Support vector machine

The support vector machine is a machine learning algorithm. This basically means that we have taught the computer what traits are commonly seen in mitochondrial diseases and in non-mitochondrial diseases. The computer then predicts if the disease tested is mitochondrial by assigning a score to the disease. A positive score means it is more mitochondrial while a negative score means it is more non-mitochondrial. You can learn more about Support Vector Machines here. You can click on the value to see how the disease scores compared to all the diseases in the database.

Hierarchical cluster

The first image you will get to is the image of the circular hierarchical cluster dendrogram. This dendrogram will show you how the diseases correlate with each other based on their traits. The shorter the distance between two diseases the shorter the leg of the dendrogram. Read more about hierarchical clustering here.

The red colored diseases are the known mitochondrial diseases, the green are the non-mitochondrial, the black are diseases of unknown etiology and the blue is the disease you tested.

The mito-score and mitochondrial barcode

When clicking on the "Barcode"-tab you will be able to investigate what other diseases in the database share traits with the disease you tested. At the top you will see if some of the traits entered are not found in other diseases.

Below this you will find a list that tells you how many diseases have shared traits. The list is constructed so that diseases that share one trait, two traits, three traits etc. will be displayed sequentially. You can therefore use this list to find diseases that have the largest overlap in traits with the disease you are testing.

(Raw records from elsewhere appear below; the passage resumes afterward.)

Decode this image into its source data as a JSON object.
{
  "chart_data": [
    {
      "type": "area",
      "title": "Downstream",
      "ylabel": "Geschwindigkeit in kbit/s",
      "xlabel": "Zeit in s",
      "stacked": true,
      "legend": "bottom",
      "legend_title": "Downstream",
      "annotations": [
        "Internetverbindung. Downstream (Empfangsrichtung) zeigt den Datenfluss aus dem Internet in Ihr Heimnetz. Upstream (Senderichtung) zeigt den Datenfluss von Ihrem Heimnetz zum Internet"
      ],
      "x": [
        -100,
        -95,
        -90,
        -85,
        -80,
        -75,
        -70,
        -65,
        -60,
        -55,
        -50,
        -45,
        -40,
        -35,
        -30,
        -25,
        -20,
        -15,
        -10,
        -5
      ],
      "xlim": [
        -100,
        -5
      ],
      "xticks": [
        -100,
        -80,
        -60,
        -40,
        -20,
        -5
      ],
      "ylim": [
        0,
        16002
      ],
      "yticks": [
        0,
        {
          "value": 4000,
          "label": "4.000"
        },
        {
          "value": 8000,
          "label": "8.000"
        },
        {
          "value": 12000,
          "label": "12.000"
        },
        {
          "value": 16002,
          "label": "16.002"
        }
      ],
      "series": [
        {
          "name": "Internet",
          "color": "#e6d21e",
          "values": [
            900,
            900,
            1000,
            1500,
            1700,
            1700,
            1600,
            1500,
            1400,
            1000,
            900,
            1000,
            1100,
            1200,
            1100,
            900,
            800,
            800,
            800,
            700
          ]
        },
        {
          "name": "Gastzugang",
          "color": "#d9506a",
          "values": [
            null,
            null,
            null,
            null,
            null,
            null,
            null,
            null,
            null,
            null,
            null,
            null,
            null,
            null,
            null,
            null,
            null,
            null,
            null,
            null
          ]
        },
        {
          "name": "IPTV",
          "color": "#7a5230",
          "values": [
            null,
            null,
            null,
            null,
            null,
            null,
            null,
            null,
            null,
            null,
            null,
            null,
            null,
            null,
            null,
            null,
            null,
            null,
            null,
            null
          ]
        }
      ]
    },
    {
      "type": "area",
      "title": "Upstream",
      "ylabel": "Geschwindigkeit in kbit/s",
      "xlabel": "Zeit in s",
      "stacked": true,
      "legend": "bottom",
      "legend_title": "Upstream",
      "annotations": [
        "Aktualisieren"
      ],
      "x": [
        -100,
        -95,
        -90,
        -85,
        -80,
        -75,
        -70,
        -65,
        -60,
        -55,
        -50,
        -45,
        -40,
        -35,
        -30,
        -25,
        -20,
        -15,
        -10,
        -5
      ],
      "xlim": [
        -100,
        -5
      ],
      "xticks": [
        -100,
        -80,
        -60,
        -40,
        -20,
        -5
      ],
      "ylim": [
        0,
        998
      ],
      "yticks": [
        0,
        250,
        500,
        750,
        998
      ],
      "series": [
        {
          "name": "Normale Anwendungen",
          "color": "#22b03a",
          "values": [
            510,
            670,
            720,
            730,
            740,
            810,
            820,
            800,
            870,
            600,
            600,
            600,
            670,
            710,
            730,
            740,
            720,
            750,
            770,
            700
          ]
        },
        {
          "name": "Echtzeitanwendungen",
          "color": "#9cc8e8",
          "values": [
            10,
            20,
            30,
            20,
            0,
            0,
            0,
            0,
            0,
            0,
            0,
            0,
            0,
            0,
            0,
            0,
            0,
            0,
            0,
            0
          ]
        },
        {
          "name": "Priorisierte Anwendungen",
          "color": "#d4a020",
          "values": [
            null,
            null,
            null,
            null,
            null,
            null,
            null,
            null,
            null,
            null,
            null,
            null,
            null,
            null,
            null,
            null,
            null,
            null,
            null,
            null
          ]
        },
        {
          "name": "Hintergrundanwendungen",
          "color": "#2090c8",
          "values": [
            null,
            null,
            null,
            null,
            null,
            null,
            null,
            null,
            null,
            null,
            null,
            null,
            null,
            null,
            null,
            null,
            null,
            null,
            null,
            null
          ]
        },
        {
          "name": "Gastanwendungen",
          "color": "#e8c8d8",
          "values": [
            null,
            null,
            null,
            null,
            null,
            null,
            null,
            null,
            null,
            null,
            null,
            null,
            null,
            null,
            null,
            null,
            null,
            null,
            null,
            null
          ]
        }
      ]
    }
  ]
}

Underneath the list you will find the mito-score. The score is a measurement of how each trait in the disease scores compared to traits in mitochondrial and non-mitochondrial diseases in the database. A score above 50 means that the disease shares more similarities with mitochondrial diseases than non-mitochondrial diseases. If you wish to know the mathematics behind the score you can click on How is this generated?

The last piece of information is the mitochondrial barcode. This is a graphical representation of how the disease correlates with other diseases in the database. Each bar in the barcode represents a seperate disease within the database. The color of the bar represents whether the disease is mitochondrial (red), non-mitochondrial (green) or of unknown etiology (blue). The tint of the bar represents the strength of the correlation. It is calculated as the prevalence of the trait in the disease tested multiplied with the prevalence of the trait in that particular disease. Thus, the maximal strength will be when 100% of patients show the particular trait in the disease tested as well as in the disease represented by the bar.

Below the barcode you can see what disease each bar represents.